阴霾的天空,一片灰黑,透着沉重的压抑,仿佛有人将墨水泼洒在了宣纸上,墨浸了苍穹,晕染出云层。
云层叠嶂,彼此交融,弥散出一道道绯红色的闪电,伴随着隆隆的雷声。
好似神灵低吼,在人间回荡。
,。

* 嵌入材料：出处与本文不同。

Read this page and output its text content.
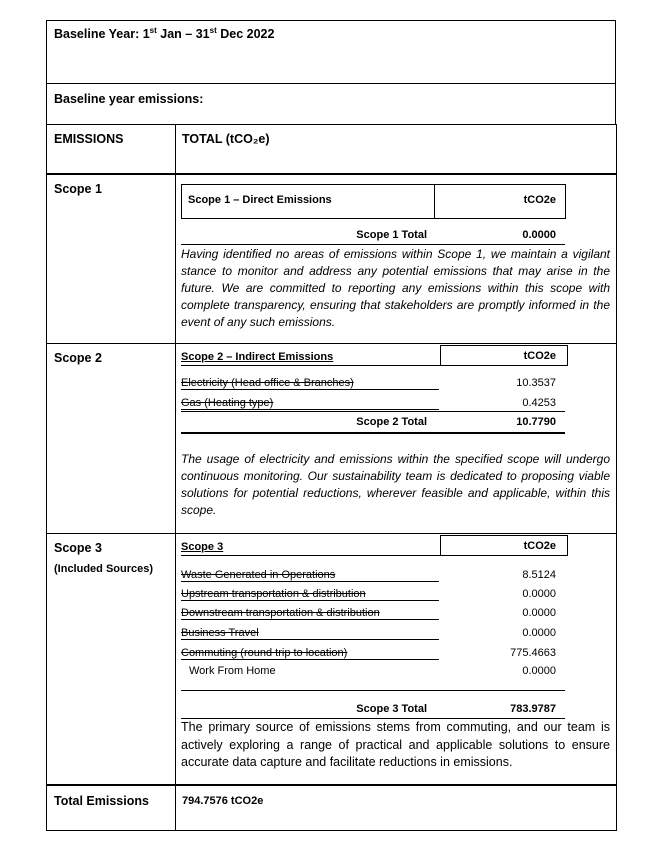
Baseline Year: 1st Jan – 31st Dec 2022
Baseline year emissions:
EMISSIONS	TOTAL (tCO₂e)
Scope 1
Scope 1 – Direct Emissions	tCO2e
Scope 1 Total	0.0000
Having identified no areas of emissions within Scope 1, we maintain a vigilant stance to monitor and address any potential emissions that may arise in the future. We are committed to reporting any emissions within this scope with complete transparency, ensuring that stakeholders are promptly informed in the event of any such emissions.
Scope 2	Scope 2 – Indirect Emissions	tCO2e
Electricity (Head office & Branches)	10.3537
Gas (Heating type)	0.4253
Scope 2 Total	10.7790
The usage of electricity and emissions within the specified scope will undergo continuous monitoring. Our sustainability team is dedicated to proposing viable solutions for potential reductions, wherever feasible and applicable, within this scope.
Scope 3
(Included Sources)
Scope 3	tCO2e
Waste Generated in Operations	8.5124
Upstream transportation & distribution	0.0000
Downstream transportation & distribution	0.0000
Business Travel	0.0000
Commuting (round trip to location)	775.4663
Work From Home	0.0000
Scope 3 Total	783.9787
The primary source of emissions stems from commuting, and our team is actively exploring a range of practical and applicable solutions to ensure accurate data capture and facilitate reductions in emissions.
Total Emissions	794.7576 tCO2e
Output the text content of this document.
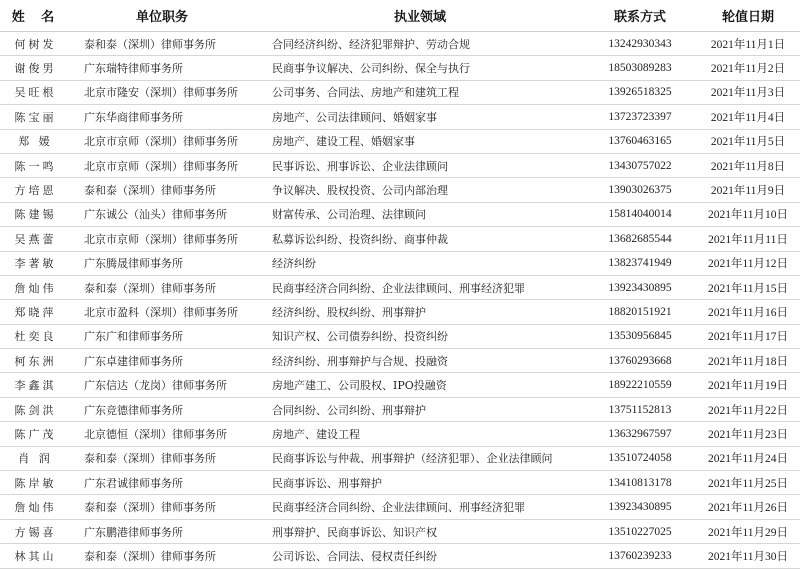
姓 名	单位职务	执业领域	联系方式	轮值日期
何树发	泰和泰（深圳）律师事务所	合同经济纠纷、经济犯罪辩护、劳动合规	13242930343	2021年11月1日
谢俊男	广东瑞特律师事务所	民商事争议解决、公司纠纷、保全与执行	18503089283	2021年11月2日
吴旺根	北京市隆安（深圳）律师事务所	公司事务、合同法、房地产和建筑工程	13926518325	2021年11月3日
陈宝丽	广东华商律师事务所	房地产、公司法律顾问、婚姻家事	13723723397	2021年11月4日
郑 媛	北京市京师（深圳）律师事务所	房地产、建设工程、婚姻家事	13760463165	2021年11月5日
陈一鸣	北京市京师（深圳）律师事务所	民事诉讼、刑事诉讼、企业法律顾问	13430757022	2021年11月8日
方培恩	泰和泰（深圳）律师事务所	争议解决、股权投资、公司内部治理	13903026375	2021年11月9日
陈建锡	广东诚公（汕头）律师事务所	财富传承、公司治理、法律顾问	15814040014	2021年11月10日
吴燕蕾	北京市京师（深圳）律师事务所	私募诉讼纠纷、投资纠纷、商事仲裁	13682685544	2021年11月11日
李著敏	广东腾晟律师事务所	经济纠纷	13823741949	2021年11月12日
詹灿伟	泰和泰（深圳）律师事务所	民商事经济合同纠纷、企业法律顾问、刑事经济犯罪	13923430895	2021年11月15日
郑晓萍	北京市盈科（深圳）律师事务所	经济纠纷、股权纠纷、刑事辩护	18820151921	2021年11月16日
杜奕良	广东广和律师事务所	知识产权、公司债券纠纷、投资纠纷	13530956845	2021年11月17日
柯东洲	广东卓建律师事务所	经济纠纷、刑事辩护与合规、投融资	13760293668	2021年11月18日
李鑫淇	广东信达（龙岗）律师事务所	房地产建工、公司股权、IPO投融资	18922210559	2021年11月19日
陈剑洪	广东竞德律师事务所	合同纠纷、公司纠纷、刑事辩护	13751152813	2021年11月22日
陈广茂	北京德恒（深圳）律师事务所	房地产、建设工程	13632967597	2021年11月23日
肖 润	泰和泰（深圳）律师事务所	民商事诉讼与仲裁、刑事辩护（经济犯罪）、企业法律顾问	13510724058	2021年11月24日
陈岸敏	广东君诚律师事务所	民商事诉讼、刑事辩护	13410813178	2021年11月25日
詹灿伟	泰和泰（深圳）律师事务所	民商事经济合同纠纷、企业法律顾问、刑事经济犯罪	13923430895	2021年11月26日
方锡喜	广东鹏港律师事务所	刑事辩护、民商事诉讼、知识产权	13510227025	2021年11月29日
林其山	泰和泰（深圳）律师事务所	公司诉讼、合同法、侵权责任纠纷	13760239233	2021年11月30日
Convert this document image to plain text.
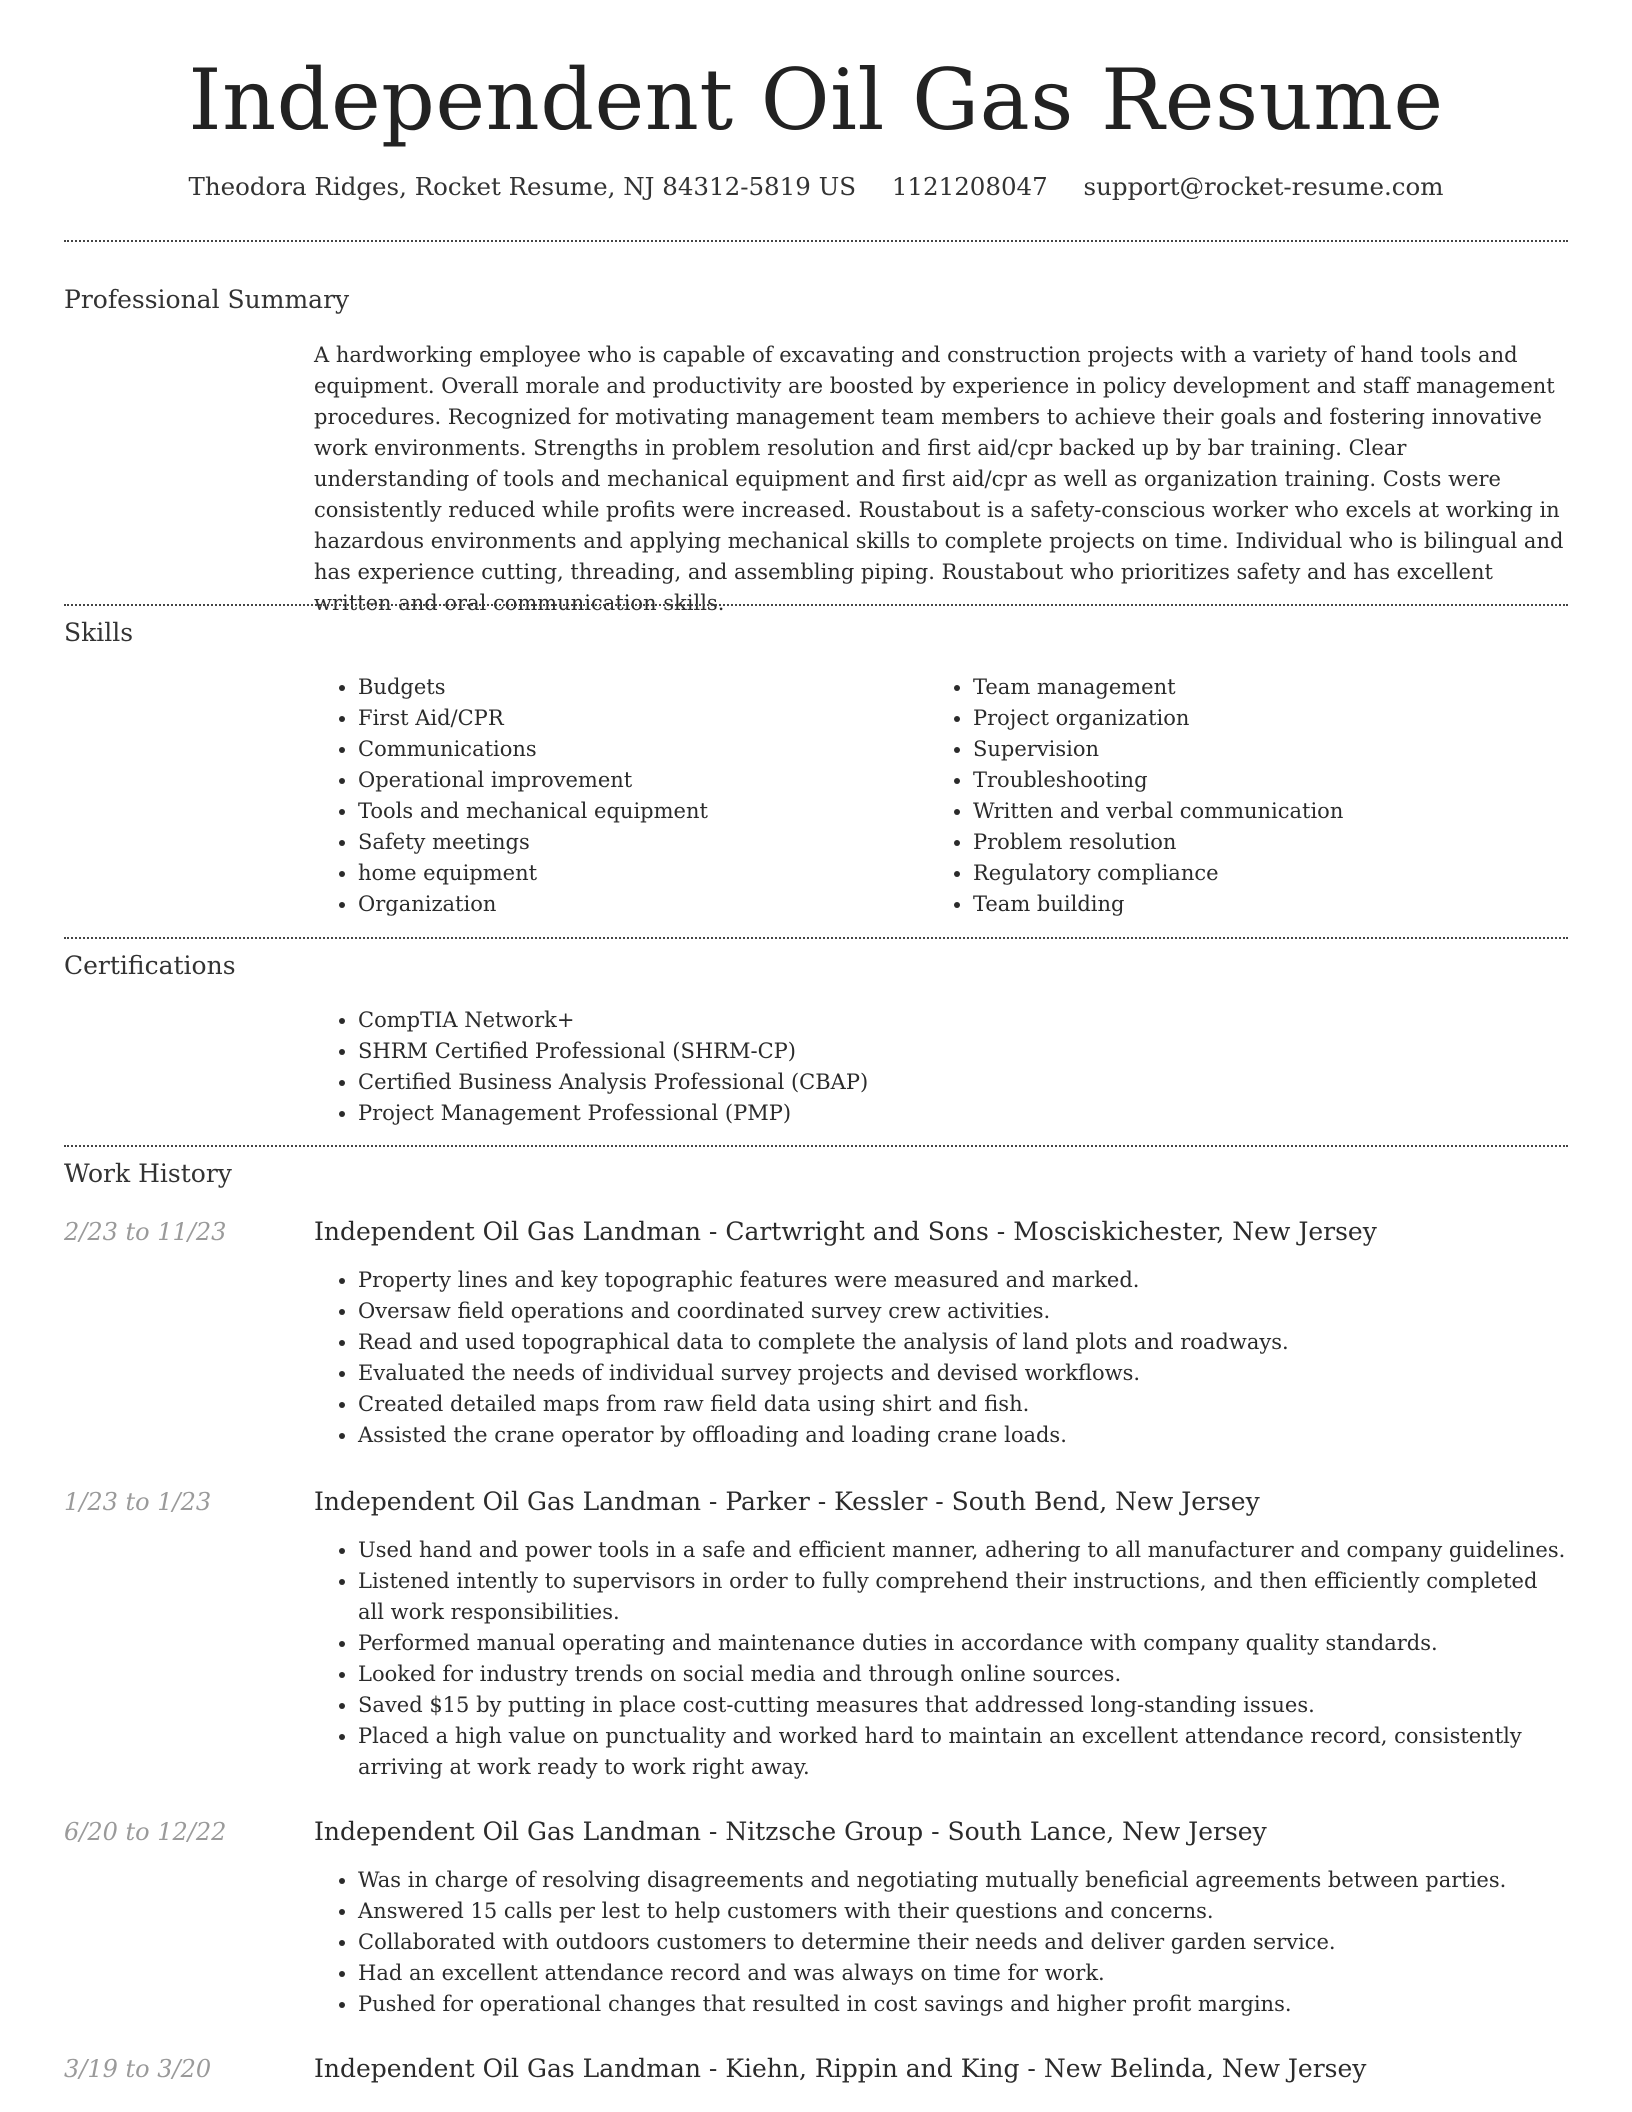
Independent Oil Gas Resume
Theodora Ridges, Rocket Resume, NJ 84312-5819 US 1121208047 support@rocket-resume.com
Professional Summary

A hardworking employee who is capable of excavating and construction projects with a variety of hand tools and equipment. Overall morale and productivity are boosted by experience in policy development and staff management procedures. Recognized for motivating management team members to achieve their goals and fostering innovative work environments. Strengths in problem resolution and first aid/cpr backed up by bar training. Clear understanding of tools and mechanical equipment and first aid/cpr as well as organization training. Costs were consistently reduced while profits were increased. Roustabout is a safety-conscious worker who excels at working in hazardous environments and applying mechanical skills to complete projects on time. Individual who is bilingual and has experience cutting, threading, and assembling piping. Roustabout who prioritizes safety and has excellent written and oral communication skills.

Skills
• Budgets
• First Aid/CPR
• Communications
• Operational improvement
• Tools and mechanical equipment
• Safety meetings
• home equipment
• Organization
• Team management
• Project organization
• Supervision
• Troubleshooting
• Written and verbal communication
• Problem resolution
• Regulatory compliance
• Team building
Certifications
• CompTIA Network+
• SHRM Certified Professional (SHRM-CP)
• Certified Business Analysis Professional (CBAP)
• Project Management Professional (PMP)
Work History
2/23 to 11/23	Independent Oil Gas Landman - Cartwright and Sons - Mosciskichester, New Jersey
• Property lines and key topographic features were measured and marked.
• Oversaw field operations and coordinated survey crew activities.
• Read and used topographical data to complete the analysis of land plots and roadways.
• Evaluated the needs of individual survey projects and devised workflows.
• Created detailed maps from raw field data using shirt and fish.
• Assisted the crane operator by offloading and loading crane loads.
1/23 to 1/23	Independent Oil Gas Landman - Parker - Kessler - South Bend, New Jersey
• Used hand and power tools in a safe and efficient manner, adhering to all manufacturer and company guidelines.
• Listened intently to supervisors in order to fully comprehend their instructions, and then efficiently completed all work responsibilities.
• Performed manual operating and maintenance duties in accordance with company quality standards.
• Looked for industry trends on social media and through online sources.
• Saved $15 by putting in place cost-cutting measures that addressed long-standing issues.
• Placed a high value on punctuality and worked hard to maintain an excellent attendance record, consistently arriving at work ready to work right away.
6/20 to 12/22	Independent Oil Gas Landman - Nitzsche Group - South Lance, New Jersey
• Was in charge of resolving disagreements and negotiating mutually beneficial agreements between parties.
• Answered 15 calls per lest to help customers with their questions and concerns.
• Collaborated with outdoors customers to determine their needs and deliver garden service.
• Had an excellent attendance record and was always on time for work.
• Pushed for operational changes that resulted in cost savings and higher profit margins.
3/19 to 3/20	Independent Oil Gas Landman - Kiehn, Rippin and King - New Belinda, New Jersey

血色的雨水,带着悲凉,落下凡尘。
大地朦胧,有一座废墟的城池,在昏红的血雨里沉默,毫无生气。
城内断壁残垣,万物枯败,随处可见坍塌的屋舍,以及一具具青黑色的尸体、碎肉,仿佛破碎的秋叶,无声凋零。
往日熙熙攘攘的街头,如今一片萧瑟。
曾经人来人往的沙土路,此刻再无喧闹。
只剩下与碎肉、尘土、纸张混在一起的血泥,分不出彼此,触目惊心。
不远,一辆残缺的马车,深陷在泥泞中,满是哀落,唯有车辕上一个被遗弃的兔子玩偶,挂在上面,随风飘摇。
白色的绒毛早已浸成了湿红,充满了阴森诡异。
浑浊的双瞳,似乎残留一些怨念,孤零零的望着前方斑驳的石块。
那里,趴着一道身影。
这是一个十三四岁的少年,衣着残破,满是污垢,腰部绑着一个破损的皮袋。
少年眯着眼睛,一动不动,刺骨的寒从四方透过他破旧的外衣,袭遍全身,渐渐带走他的体温。
可即便雨水落在脸上,他眼睛也不眨一下,鹰隼般冷冷的盯着远处。
顺着他目光望去,距离他七八丈远的位置,一只枯瘦的秃鹫,正在啃食一具野狗的腐尸,时而机警的观察四周。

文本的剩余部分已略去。